A number of the weather models for what may be in store us have become available lately which appear to point at the summer of 2016 being a dry one. Restricted rainfall means reduced flow in mountain streams, which is not a good thing for the blossoming guide business. Some studies indicate that low summer waters are actually helpful to brook trout numbers. That’s good to know, eh? My experience with fisheries and wildlife biologists have overwhelmingly been that you launch a study to prove a point, designing the studying to produce factual credibility to the overseer’s (i.e. their ‘benefactor’s) need or philosophy.

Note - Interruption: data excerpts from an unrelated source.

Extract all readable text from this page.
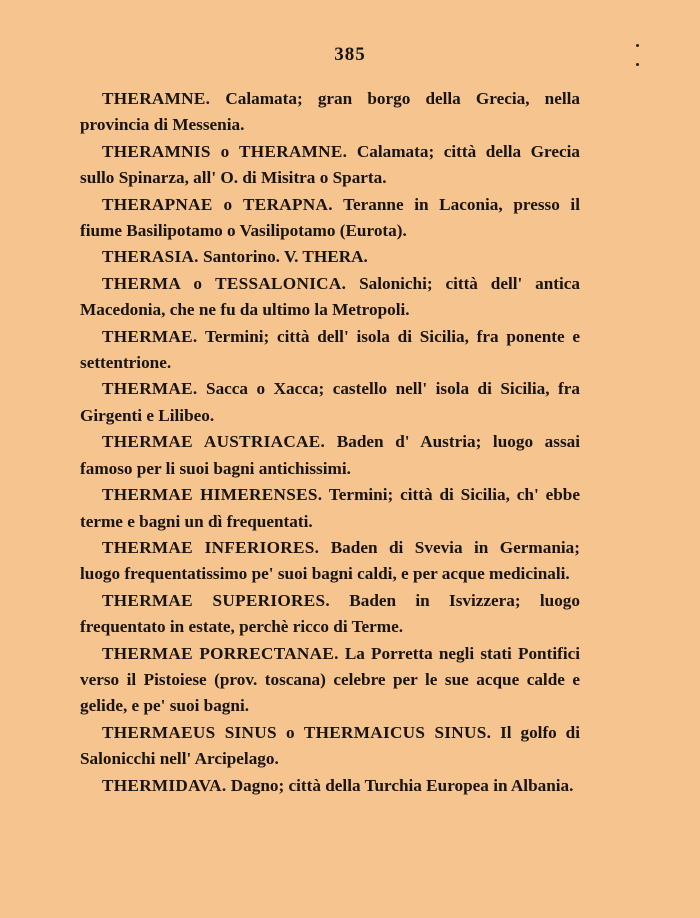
385

THERAMNE. Calamata; gran borgo della Grecia, nella provincia di Messenia.

THERAMNIS o THERAMNE. Calamata; città della Grecia sullo Spinarza, all' O. di Misitra o Sparta.

THERAPNAE o TERAPNA. Teranne in Laconia, presso il fiume Basilipotamo o Vasilipotamo (Eurota).

THERASIA. Santorino. V. THERA.

THERMA o TESSALONICA. Salonichi; città dell' antica Macedonia, che ne fu da ultimo la Metropoli.

THERMAE. Termini; città dell' isola di Sicilia, fra ponente e settentrione.

THERMAE. Sacca o Xacca; castello nell' isola di Sicilia, fra Girgenti e Lilibeo.

THERMAE AUSTRIACAE. Baden d' Austria; luogo assai famoso per li suoi bagni antichissimi.

THERMAE HIMERENSES. Termini; città di Sicilia, ch' ebbe terme e bagni un dì frequentati.

THERMAE INFERIORES. Baden di Svevia in Germania; luogo frequentatissimo pe' suoi bagni caldi, e per acque medicinali.

THERMAE SUPERIORES. Baden in Isvizzera; luogo frequentato in estate, perchè ricco di Terme.

THERMAE PORRECTANAE. La Porretta negli stati Pontifici verso il Pistoiese (prov. toscana) celebre per le sue acque calde e gelide, e pe' suoi bagni.

THERMAEUS SINUS o THERMAICUS SINUS. Il golfo di Salonicchi nell' Arcipelago.

THERMIDAVA. Dagno; città della Turchia Europea in Albania.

Low summer water rarely kept me from fishing mountain streams. While my success rate tanked, the challenge of low water made the fish harder and smarter to achieve the desired results. Even if it is a dry summer, you can still bank on very localized afternoon thundershowers that can add a few extra inches of flow to a stream faster than you can read this sentence. Such brief time slots often produce memorable fishing trips.
Currently most southern mountain trout streams are at average to a bit above average flow volume. It’s a bit like Goldilocks’ assessment of the Three Bear’s bowls of porridge. One was too hot, and another was too cold, but Baby Bear’s porridge was “just right.”
If you love fly fishing southern highland streams, then please be advised that for the Memorial Day week, the streams are “just right.”